Chanlder Hansen helps students

Chandler utilizes a full equine skeleton to point out features to Mackenzie, Whitney and Kayleigh.

Chandler has duties outside of the classroom like writing exam and quiz questions, grading assignments, facilitating review sessions, and responding to student emails with their questions. As she has been keen in helping teach dissections in the anatomy laboratory, Chandler has developed some special teaching tools as part of her research responsibilities.

“For the gross anatomy one course, which is canine focused, we created pre-lab videos,” Chandler said. “Before every lab, three days a week, the students are instructed to watch the video, which gives them a synopsis of what to expect for the lab that day.”

Chanlder Hansen talks to students

In addition to her teaching responsibilities, Chandler still has a research component required for Ph.D. studies. Another one of her projects entailed the creation of a “pre-course” for the gross anatomy two course.

She has already published one paper in the Journal of Veterinary Medical Education, “Pre-Lab Videos as a Supplemental Teaching Tool in First-Year Veterinary Gross Anatomy” with assistance from Drs. Malreddy, Matthew Basel and Andrew Curtis. Her manuscript about the implementation of her large animal pre-course is under review. Chandler has also published two articles in Faculty Focus, a website dedicated to teachers and instructors.

Dr. Malreddy said that part of Chandler’s curriculum takes place on main campus, where she has taken classes on research techniques and how to teach.
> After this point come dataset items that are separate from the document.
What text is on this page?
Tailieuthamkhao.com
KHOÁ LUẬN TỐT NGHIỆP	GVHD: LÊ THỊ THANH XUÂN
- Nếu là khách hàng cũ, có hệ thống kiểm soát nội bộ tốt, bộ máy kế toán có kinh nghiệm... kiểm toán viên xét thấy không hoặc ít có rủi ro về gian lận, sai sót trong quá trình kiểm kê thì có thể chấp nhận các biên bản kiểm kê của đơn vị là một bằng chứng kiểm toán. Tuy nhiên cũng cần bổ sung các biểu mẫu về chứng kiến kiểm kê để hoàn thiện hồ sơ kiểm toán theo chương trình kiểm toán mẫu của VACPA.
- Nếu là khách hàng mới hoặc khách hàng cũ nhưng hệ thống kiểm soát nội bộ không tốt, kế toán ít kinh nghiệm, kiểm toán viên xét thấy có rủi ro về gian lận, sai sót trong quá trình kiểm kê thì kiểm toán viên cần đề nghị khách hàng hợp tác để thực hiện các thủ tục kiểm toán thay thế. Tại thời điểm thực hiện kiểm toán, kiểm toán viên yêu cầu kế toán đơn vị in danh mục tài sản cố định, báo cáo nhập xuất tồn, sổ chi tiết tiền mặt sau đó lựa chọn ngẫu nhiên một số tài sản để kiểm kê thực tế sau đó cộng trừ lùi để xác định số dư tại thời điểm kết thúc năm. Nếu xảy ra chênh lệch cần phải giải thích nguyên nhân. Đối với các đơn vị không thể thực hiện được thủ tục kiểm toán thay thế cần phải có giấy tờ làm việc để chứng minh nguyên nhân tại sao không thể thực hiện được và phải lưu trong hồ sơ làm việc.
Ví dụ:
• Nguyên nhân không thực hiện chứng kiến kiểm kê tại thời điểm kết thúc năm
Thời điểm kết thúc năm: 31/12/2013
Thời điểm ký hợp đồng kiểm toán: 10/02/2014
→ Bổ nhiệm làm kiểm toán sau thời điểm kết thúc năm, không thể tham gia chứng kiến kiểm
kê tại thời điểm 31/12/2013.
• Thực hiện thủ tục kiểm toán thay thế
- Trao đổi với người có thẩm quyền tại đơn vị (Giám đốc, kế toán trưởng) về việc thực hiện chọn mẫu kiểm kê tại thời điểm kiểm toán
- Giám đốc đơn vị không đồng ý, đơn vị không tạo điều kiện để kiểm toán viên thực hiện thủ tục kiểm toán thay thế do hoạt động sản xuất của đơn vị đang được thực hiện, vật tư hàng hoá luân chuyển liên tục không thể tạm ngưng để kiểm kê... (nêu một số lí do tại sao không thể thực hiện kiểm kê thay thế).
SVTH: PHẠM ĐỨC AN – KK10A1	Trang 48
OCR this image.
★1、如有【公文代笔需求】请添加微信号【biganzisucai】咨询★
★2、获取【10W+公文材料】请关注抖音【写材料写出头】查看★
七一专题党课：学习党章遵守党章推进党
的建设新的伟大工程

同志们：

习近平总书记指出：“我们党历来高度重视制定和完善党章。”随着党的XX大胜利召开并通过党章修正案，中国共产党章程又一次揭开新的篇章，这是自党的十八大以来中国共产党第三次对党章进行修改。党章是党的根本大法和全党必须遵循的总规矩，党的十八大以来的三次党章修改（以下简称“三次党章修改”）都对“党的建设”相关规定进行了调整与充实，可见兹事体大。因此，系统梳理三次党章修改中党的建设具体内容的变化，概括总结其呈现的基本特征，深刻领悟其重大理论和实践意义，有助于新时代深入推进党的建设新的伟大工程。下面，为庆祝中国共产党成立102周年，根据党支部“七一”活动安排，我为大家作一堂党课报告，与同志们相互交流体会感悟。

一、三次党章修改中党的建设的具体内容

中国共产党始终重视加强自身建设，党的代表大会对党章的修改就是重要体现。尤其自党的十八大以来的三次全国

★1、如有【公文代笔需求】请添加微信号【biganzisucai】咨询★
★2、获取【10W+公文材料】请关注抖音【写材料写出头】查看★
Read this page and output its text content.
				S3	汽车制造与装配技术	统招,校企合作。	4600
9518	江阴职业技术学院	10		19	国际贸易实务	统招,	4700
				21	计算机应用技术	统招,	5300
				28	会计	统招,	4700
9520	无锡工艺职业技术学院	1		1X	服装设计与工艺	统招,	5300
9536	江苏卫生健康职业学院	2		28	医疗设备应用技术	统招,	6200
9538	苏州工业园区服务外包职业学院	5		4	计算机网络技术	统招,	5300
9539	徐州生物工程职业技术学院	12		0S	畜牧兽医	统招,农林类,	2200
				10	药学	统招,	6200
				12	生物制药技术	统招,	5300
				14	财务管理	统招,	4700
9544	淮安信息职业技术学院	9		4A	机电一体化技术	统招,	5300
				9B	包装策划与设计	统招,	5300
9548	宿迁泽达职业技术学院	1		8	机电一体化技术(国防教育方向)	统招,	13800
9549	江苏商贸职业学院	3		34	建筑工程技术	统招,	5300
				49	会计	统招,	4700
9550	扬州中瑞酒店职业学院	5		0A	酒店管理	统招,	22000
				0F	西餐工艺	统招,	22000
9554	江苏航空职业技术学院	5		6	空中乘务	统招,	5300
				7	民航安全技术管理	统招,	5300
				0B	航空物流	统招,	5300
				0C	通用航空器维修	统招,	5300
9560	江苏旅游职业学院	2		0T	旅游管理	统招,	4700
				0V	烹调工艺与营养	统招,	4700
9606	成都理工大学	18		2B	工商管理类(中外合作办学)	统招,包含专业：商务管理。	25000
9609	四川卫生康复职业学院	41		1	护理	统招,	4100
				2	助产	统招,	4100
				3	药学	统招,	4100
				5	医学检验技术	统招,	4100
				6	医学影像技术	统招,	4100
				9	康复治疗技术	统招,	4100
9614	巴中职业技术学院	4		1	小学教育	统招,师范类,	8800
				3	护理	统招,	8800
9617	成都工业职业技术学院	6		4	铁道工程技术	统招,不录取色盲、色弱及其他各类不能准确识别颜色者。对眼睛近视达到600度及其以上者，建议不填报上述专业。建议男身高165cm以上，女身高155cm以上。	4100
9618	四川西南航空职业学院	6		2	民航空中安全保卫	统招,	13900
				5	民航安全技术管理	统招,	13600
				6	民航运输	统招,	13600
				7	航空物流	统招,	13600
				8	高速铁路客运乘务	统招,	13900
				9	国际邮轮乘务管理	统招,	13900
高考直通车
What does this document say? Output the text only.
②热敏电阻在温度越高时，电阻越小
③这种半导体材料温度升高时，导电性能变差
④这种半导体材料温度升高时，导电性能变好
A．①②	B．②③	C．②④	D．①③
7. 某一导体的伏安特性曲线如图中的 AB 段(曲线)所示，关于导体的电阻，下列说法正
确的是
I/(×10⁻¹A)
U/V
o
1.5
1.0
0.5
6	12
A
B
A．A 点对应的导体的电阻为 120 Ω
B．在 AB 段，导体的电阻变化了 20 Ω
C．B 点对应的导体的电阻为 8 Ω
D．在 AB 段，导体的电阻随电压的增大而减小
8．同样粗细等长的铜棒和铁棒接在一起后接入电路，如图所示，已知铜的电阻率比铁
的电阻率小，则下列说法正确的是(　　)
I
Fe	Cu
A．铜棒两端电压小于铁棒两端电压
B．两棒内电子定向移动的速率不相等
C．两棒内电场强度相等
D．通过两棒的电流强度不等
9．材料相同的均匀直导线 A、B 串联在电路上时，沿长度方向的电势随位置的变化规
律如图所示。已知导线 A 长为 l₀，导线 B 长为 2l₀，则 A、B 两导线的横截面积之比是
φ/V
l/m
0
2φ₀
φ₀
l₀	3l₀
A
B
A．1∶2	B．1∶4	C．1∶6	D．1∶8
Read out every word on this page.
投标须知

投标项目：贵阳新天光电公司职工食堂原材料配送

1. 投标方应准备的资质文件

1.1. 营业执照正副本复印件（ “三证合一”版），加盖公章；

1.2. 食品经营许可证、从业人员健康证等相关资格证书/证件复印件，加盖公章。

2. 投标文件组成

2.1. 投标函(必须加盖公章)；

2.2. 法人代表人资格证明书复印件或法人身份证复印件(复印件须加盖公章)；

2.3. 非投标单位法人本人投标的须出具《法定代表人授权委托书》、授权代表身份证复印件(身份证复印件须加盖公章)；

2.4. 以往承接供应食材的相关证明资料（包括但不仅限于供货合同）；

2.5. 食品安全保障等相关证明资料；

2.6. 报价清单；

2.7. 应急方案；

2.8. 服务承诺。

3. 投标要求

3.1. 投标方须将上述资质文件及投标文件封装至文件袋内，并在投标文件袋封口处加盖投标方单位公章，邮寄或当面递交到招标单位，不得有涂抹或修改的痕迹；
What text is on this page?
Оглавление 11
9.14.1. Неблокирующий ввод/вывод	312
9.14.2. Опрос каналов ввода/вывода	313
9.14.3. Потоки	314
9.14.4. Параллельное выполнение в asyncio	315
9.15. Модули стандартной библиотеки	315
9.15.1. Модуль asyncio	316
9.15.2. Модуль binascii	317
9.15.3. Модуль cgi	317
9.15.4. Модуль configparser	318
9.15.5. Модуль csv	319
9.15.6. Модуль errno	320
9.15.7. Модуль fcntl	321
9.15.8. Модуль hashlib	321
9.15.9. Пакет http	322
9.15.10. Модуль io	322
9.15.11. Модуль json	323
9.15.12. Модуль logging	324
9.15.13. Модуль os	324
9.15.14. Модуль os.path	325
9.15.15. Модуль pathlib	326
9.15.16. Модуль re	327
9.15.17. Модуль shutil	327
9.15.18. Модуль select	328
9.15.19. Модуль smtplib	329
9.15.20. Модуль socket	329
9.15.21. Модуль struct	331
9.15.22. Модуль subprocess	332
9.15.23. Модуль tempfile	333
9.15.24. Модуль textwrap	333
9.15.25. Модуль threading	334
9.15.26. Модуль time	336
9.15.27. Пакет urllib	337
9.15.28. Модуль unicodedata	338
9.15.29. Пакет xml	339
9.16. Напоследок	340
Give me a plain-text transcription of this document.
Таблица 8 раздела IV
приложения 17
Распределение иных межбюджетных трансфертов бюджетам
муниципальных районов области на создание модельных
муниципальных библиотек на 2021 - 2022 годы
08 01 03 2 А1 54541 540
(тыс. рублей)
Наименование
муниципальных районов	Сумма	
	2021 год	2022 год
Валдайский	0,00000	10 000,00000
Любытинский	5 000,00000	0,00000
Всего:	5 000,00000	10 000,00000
“These are education-based classes on statistics, survey research, educational research through data science and also principles of college teaching,” Dr. Malreddy said.

Chandler said she feels like she has an advantage in being able to communicate with students who are around her age and already have a similar educational background.

“I know I'm not the smartest person in the room, but because I’ve taken these classes already, I think I can take the material to a level where they are able to understand it more easily,” Chandler said. “I've been in their shoes. I've taken a lot of the same classes, either in undergrad or in the DVM program, so I think I'm able to relate to them.”

Chandler at Phi Zeta
Chandler participated in the annual Phi Zeta Research Day in March and was chosen for the ASR Ganta Graduate Student Award, which recognizes a graduate student who has demonstrated competence in research by publishing a first author research paper (or manuscript accepted for publication).

“I’m excited that Chandler and that anatomy Ph.D. position has helped us pursue more educational research opportunities in our department,” Dr. Basel said. “I’m excited to see how her research affects our teaching and our curriculum.”

After completing her Ph.D. this summer, Chandler said she anticipates staying at the K-State College of Veterinary Medicine and continuing to teach master’s and veterinary students.

“I would prefer to live in a smaller town like Manhattan,” Chandler said. “I always see familiar faces everywhere I go, so it just makes it feel more homey.”